I liked Appliance so much that when Nought came on I didn’t even notice for about five minutes and then was hit with the realisation that there were still two more bands to play even though it felt like we’d been in the Zodiac for about twelve weeks. I stumbled over in time to see guitars being attacked by power drills [yes, in the first five minutes of the set!] and it was obvious this was no dull rock band. But, blame tiredness, blame my lack of local awe, blame my being completely mad and wrong if you like, but it just wasn’t happening between me and Nought. It was loud, damn loud, intricate and metal as it gets but I couldn’t work up much enthusiasm. Plus their habit of ending songs twelve times was just infuriating. Uh, everyone else thought they was amazing though.

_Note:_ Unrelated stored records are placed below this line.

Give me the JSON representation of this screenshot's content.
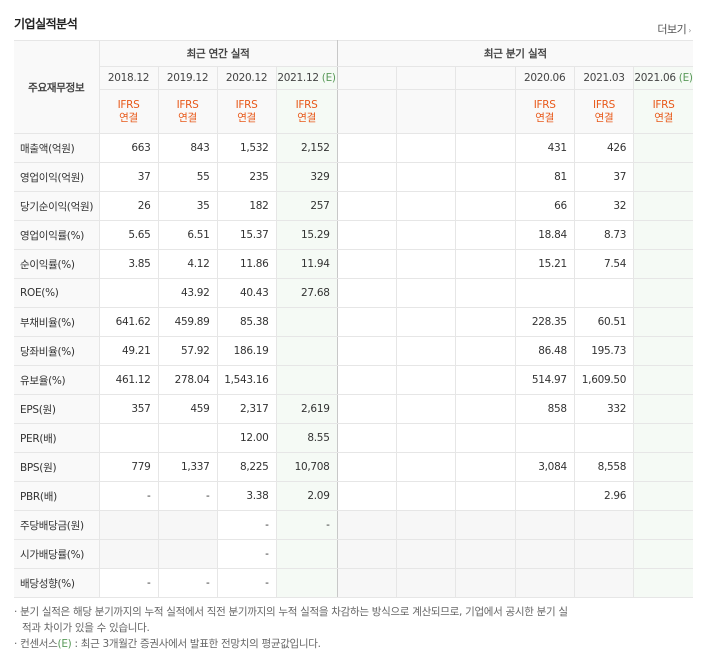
{
  "header": {
    "title": "기업실적분석",
    "more": "더보기"
  },
  "table": {
    "corner": "주요재무정보",
    "groups": [
      "최근 연간 실적",
      "최근 분기 실적"
    ],
    "columns": [
      {
        "period": "2018.12",
        "standard": "IFRS",
        "scope": "연결"
      },
      {
        "period": "2019.12",
        "standard": "IFRS",
        "scope": "연결"
      },
      {
        "period": "2020.12",
        "standard": "IFRS",
        "scope": "연결"
      },
      {
        "period": "2021.12",
        "estimate": "(E)",
        "standard": "IFRS",
        "scope": "연결"
      },
      null,
      null,
      null,
      {
        "period": "2020.06",
        "standard": "IFRS",
        "scope": "연결"
      },
      {
        "period": "2021.03",
        "standard": "IFRS",
        "scope": "연결"
      },
      {
        "period": "2021.06",
        "estimate": "(E)",
        "standard": "IFRS",
        "scope": "연결"
      }
    ],
    "rows": [
      {
        "label": "매출액(억원)",
        "values": [
          "663",
          "843",
          "1,532",
          "2,152",
          null,
          null,
          null,
          "431",
          "426",
          null
        ]
      },
      {
        "label": "영업이익(억원)",
        "values": [
          "37",
          "55",
          "235",
          "329",
          null,
          null,
          null,
          "81",
          "37",
          null
        ]
      },
      {
        "label": "당기순이익(억원)",
        "values": [
          "26",
          "35",
          "182",
          "257",
          null,
          null,
          null,
          "66",
          "32",
          null
        ]
      },
      {
        "label": "영업이익률(%)",
        "values": [
          "5.65",
          "6.51",
          "15.37",
          "15.29",
          null,
          null,
          null,
          "18.84",
          "8.73",
          null
        ]
      },
      {
        "label": "순이익률(%)",
        "values": [
          "3.85",
          "4.12",
          "11.86",
          "11.94",
          null,
          null,
          null,
          "15.21",
          "7.54",
          null
        ]
      },
      {
        "label": "ROE(%)",
        "values": [
          null,
          "43.92",
          "40.43",
          "27.68",
          null,
          null,
          null,
          null,
          null,
          null
        ]
      },
      {
        "label": "부채비율(%)",
        "values": [
          "641.62",
          "459.89",
          "85.38",
          null,
          null,
          null,
          null,
          "228.35",
          "60.51",
          null
        ]
      },
      {
        "label": "당좌비율(%)",
        "values": [
          "49.21",
          "57.92",
          "186.19",
          null,
          null,
          null,
          null,
          "86.48",
          "195.73",
          null
        ]
      },
      {
        "label": "유보율(%)",
        "values": [
          "461.12",
          "278.04",
          "1,543.16",
          null,
          null,
          null,
          null,
          "514.97",
          "1,609.50",
          null
        ]
      },
      {
        "label": "EPS(원)",
        "values": [
          "357",
          "459",
          "2,317",
          "2,619",
          null,
          null,
          null,
          "858",
          "332",
          null
        ]
      },
      {
        "label": "PER(배)",
        "values": [
          null,
          null,
          "12.00",
          "8.55",
          null,
          null,
          null,
          null,
          null,
          null
        ]
      },
      {
        "label": "BPS(원)",
        "values": [
          "779",
          "1,337",
          "8,225",
          "10,708",
          null,
          null,
          null,
          "3,084",
          "8,558",
          null
        ]
      },
      {
        "label": "PBR(배)",
        "values": [
          "-",
          "-",
          "3.38",
          "2.09",
          null,
          null,
          null,
          null,
          "2.96",
          null
        ]
      },
      {
        "label": "주당배당금(원)",
        "values": [
          null,
          null,
          "-",
          "-",
          null,
          null,
          null,
          null,
          null,
          null
        ]
      },
      {
        "label": "시가배당률(%)",
        "values": [
          null,
          null,
          "-",
          null,
          null,
          null,
          null,
          null,
          null,
          null
        ]
      },
      {
        "label": "배당성향(%)",
        "values": [
          "-",
          "-",
          "-",
          null,
          null,
          null,
          null,
          null,
          null,
          null
        ]
      }
    ]
  },
  "notes": {
    "quarterly": "분기 실적은 해당 분기까지의 누적 실적에서 직전 분기까지의 누적 실적을 차감하는 방식으로 계산되므로, 기업에서 공시한 분기 실적과 차이가 있을 수 있습니다.",
    "consensus": {
      "term": "컨센서스",
      "mark": "(E)",
      "text": " : 최근 3개월간 증권사에서 발표한 전망치의 평균값입니다."
    }
  }
}
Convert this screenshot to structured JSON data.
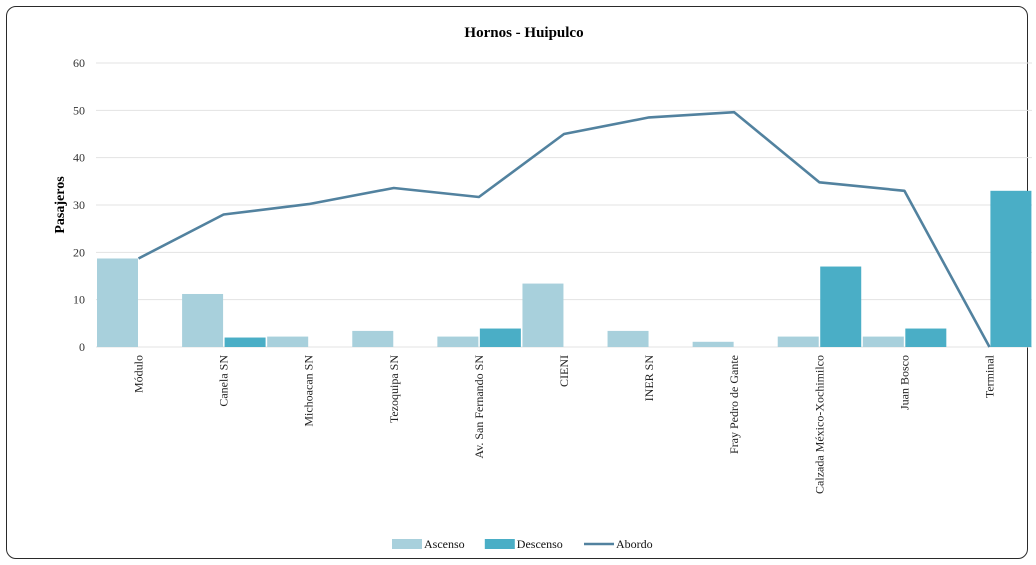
{
  "chart_data": {
    "type": "bar",
    "title": "Hornos - Huipulco",
    "ylabel": "Pasajeros",
    "xlabel": "",
    "ylim": [
      0,
      60
    ],
    "yticks": [
      0,
      10,
      20,
      30,
      40,
      50,
      60
    ],
    "grid": true,
    "legend_position": "bottom",
    "categories": [
      "Módulo",
      "Canela SN",
      "Michoacan SN",
      "Tezoquipa SN",
      "Av. San Fernando SN",
      "CIENI",
      "INER SN",
      "Fray Pedro de Gante",
      "Calzada México-Xochimilco",
      "Juan Bosco",
      "Terminal"
    ],
    "series": [
      {
        "name": "Ascenso",
        "kind": "bar",
        "color": "#a8d0dc",
        "values": [
          18.7,
          11.2,
          2.2,
          3.4,
          2.2,
          13.4,
          3.4,
          1.1,
          2.2,
          2.2,
          0
        ]
      },
      {
        "name": "Descenso",
        "kind": "bar",
        "color": "#4aaec6",
        "values": [
          0,
          2.0,
          0,
          0,
          3.9,
          0,
          0,
          0,
          17.0,
          3.9,
          33.0
        ]
      },
      {
        "name": "Abordo",
        "kind": "line",
        "color": "#52829f",
        "values": [
          18.7,
          28.0,
          30.2,
          33.6,
          31.7,
          45.0,
          48.5,
          49.6,
          34.8,
          33.0,
          0
        ]
      }
    ]
  }
}
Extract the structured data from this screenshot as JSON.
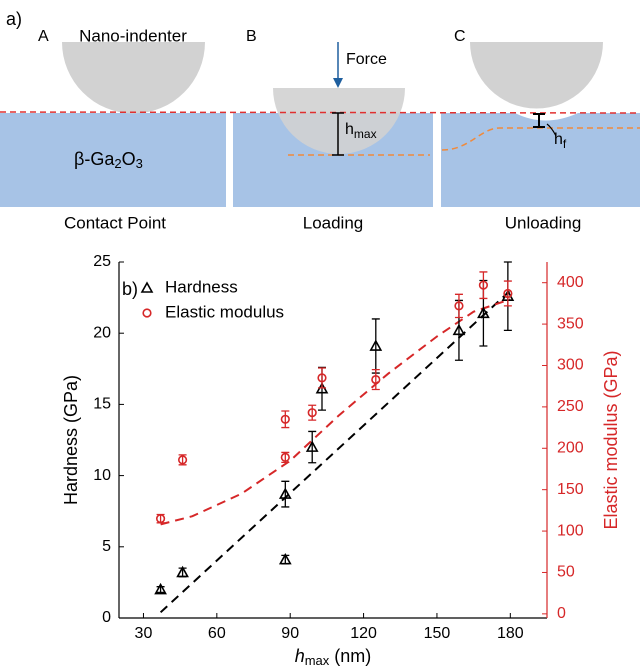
{
  "diagram": {
    "panel_label": "a)",
    "indenter": "Nano-indenter",
    "force": "Force",
    "h_max": {
      "base": "h",
      "sub": "max"
    },
    "h_f": {
      "base": "h",
      "sub": "f"
    },
    "material": {
      "base": "β-Ga",
      "sub1": "2",
      "mid": "O",
      "sub2": "3"
    },
    "steps": [
      {
        "letter": "A",
        "caption": "Contact Point"
      },
      {
        "letter": "B",
        "caption": "Loading"
      },
      {
        "letter": "C",
        "caption": "Unloading"
      }
    ]
  },
  "chart_data": {
    "type": "scatter",
    "panel_label": "b)",
    "x_label": {
      "base": "h",
      "sub": "max",
      "unit": "(nm)"
    },
    "y_label": "Hardness (GPa)",
    "y2_label": "Elastic modulus (GPa)",
    "y2_color": "#d62728",
    "xlim": [
      20,
      195
    ],
    "xticks": [
      30,
      60,
      90,
      120,
      150,
      180
    ],
    "ylim": [
      0,
      25
    ],
    "yticks": [
      0,
      5,
      10,
      15,
      20,
      25
    ],
    "y2lim": [
      -5,
      425
    ],
    "y2ticks": [
      0,
      50,
      100,
      150,
      200,
      250,
      300,
      350,
      400
    ],
    "series": [
      {
        "name": "Hardness",
        "color": "#000000",
        "marker": "triangle",
        "x": [
          37,
          46,
          88,
          88,
          99,
          103,
          125,
          159,
          169,
          179
        ],
        "values": [
          2.0,
          3.2,
          4.1,
          8.7,
          12.0,
          16.1,
          19.1,
          20.2,
          21.4,
          22.6
        ],
        "errors": [
          0.2,
          0.3,
          0.3,
          0.9,
          1.1,
          1.5,
          1.9,
          2.1,
          2.3,
          2.4
        ]
      },
      {
        "name": "Elastic modulus",
        "color": "#d62728",
        "marker": "circle",
        "axis": "y2",
        "x": [
          37,
          46,
          88,
          88,
          99,
          103,
          125,
          159,
          169,
          179
        ],
        "values": [
          115,
          186,
          189,
          235,
          243,
          285,
          283,
          372,
          397,
          387
        ],
        "errors": [
          5,
          6,
          6,
          10,
          9,
          12,
          12,
          14,
          16,
          15
        ]
      }
    ],
    "fits": [
      {
        "color": "#000000",
        "x": [
          37,
          180
        ],
        "values": [
          0.4,
          23.0
        ]
      },
      {
        "color": "#d62728",
        "axis": "y2",
        "x": [
          37,
          50,
          70,
          90,
          110,
          130,
          150,
          165,
          180
        ],
        "values": [
          108,
          118,
          145,
          185,
          240,
          290,
          335,
          365,
          380
        ]
      }
    ]
  }
}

Now that Appliance had left and taken my livelihood with them, I was free to wander about and see how everyone was getting on. And they were all drunk of course. I spent a good twenty minutes becoming embroiled in some deep and dark Fighting Red Adair inter-band plot before we slowly noticed that Pram were on stage and tried to pay them some attention. What with everyone being tired, drunk and deafened by Nought, it was no surprise that minds were wandering. Pram could have played a set of John Cale covers or a set of popular hits from the 80s and everyone would have been just as happy. Which was a bit of a shame as they were giving us a preview of their new songs and I’d never seen Pram before. What I do remember was that were inventively childlike with their ironing boards, the succession of weird and wonderful instruments, the lullaby pop melodies and their good grace and humour in playing to a bunch of drunken wasters, waltzing out of time on the beer sticky floor.

And then it was all over, bar the dodgy indie club, chips on the way home and usual drunken rampaging. I shall definitely be there next year.